American Home Products is also big in the consumer arena, but its Premarin estrogen replacement drug is currently the world's top pharmaceutical.

"This merger is an ideal strategic combination that will create exceptional long-term growth and value for the shareholders, customers and employees of both companies," Stafford said. "With one strong leadership team, we will move quickly to integrate these two complementary companies to achieve cost synergies and take full advantage of our extraordinary growth potential on a global scale.'"

Said de Vink, "Our combined resources will enable us to accelerate the discovery, development, and availability of many innovative and medically important new therapies. We are committed to leveraging our knowledge and our investments in biotechnology to improve the lives of patients. We also have a tremendous opportunity to significantly improve shareholder value."

The transaction is expected to close in the second quarter of year 2000, subject to antitrust clearance, approval by both companies' shareholders, and other customary conditions. The companies have granted each other customary cross options and have agreed to reciprocal fees upon termination of the agreement of up to $2 billion in certain circumstances.

The corporate headquarters for the new company will be located in Madison, NJ. Warner-Lambert's Morris Plains site will be home to the consumer health and nutrition business. Pharmaceutical operations will be based in Radnor, PA. All other divisions are expected to remain in their current locations.

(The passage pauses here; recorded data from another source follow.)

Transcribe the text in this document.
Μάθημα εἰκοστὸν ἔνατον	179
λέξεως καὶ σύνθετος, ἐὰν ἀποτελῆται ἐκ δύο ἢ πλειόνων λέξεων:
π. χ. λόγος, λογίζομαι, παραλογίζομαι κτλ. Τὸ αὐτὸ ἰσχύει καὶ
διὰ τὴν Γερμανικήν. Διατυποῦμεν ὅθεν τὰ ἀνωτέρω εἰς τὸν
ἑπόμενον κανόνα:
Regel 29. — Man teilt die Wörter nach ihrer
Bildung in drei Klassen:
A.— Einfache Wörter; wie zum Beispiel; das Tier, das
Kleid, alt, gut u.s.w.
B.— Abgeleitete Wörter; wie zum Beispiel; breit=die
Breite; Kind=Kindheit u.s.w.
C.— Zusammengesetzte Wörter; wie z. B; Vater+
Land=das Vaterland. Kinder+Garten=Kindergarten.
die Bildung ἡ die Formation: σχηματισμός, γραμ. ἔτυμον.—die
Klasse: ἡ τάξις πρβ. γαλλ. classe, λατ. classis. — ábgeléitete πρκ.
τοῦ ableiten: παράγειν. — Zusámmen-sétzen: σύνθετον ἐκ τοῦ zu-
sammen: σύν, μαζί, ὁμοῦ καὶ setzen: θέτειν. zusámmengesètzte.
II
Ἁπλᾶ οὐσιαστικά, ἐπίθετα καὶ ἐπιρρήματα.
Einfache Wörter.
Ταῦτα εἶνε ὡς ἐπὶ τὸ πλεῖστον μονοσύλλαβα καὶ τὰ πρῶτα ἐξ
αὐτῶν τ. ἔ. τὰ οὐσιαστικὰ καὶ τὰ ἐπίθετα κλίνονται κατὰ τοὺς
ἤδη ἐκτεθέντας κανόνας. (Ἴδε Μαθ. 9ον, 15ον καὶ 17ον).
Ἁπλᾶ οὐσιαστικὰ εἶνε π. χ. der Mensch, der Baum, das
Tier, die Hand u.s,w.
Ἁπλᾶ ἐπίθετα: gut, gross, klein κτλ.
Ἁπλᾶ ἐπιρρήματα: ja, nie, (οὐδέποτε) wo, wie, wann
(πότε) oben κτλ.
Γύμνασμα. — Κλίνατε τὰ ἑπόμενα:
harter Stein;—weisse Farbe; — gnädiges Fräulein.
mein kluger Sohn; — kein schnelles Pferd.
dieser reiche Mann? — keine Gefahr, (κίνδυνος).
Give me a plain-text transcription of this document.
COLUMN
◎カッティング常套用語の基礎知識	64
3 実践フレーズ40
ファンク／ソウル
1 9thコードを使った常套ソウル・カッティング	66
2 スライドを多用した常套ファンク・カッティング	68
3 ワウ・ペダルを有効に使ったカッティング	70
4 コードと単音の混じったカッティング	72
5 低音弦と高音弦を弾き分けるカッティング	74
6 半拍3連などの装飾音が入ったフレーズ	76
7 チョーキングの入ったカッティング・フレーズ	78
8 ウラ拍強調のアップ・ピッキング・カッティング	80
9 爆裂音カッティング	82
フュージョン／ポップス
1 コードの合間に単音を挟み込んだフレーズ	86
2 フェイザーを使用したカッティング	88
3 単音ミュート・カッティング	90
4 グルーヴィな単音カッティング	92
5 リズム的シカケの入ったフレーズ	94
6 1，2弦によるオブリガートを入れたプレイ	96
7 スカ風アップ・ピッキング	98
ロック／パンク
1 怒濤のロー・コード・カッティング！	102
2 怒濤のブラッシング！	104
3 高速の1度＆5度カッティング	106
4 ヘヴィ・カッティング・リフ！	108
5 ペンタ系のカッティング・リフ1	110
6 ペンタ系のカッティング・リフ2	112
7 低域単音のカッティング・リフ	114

Anthony H. Wild, Warner-Lambert president, Pharmaceutical Sector, will head the pharmaceutical business, and Robert A. Essner, AHP's executive VP, will lead all other businesses including consumer health care and nutrition, confectionery, agricultural, and animal health. Ernest J. Larini, currently Warner-Lambert's executive VP and CFO, will be CFO. Louis L. Hoynes, Jr. currently AHP's Senior VP and general counsel, will be general counsel.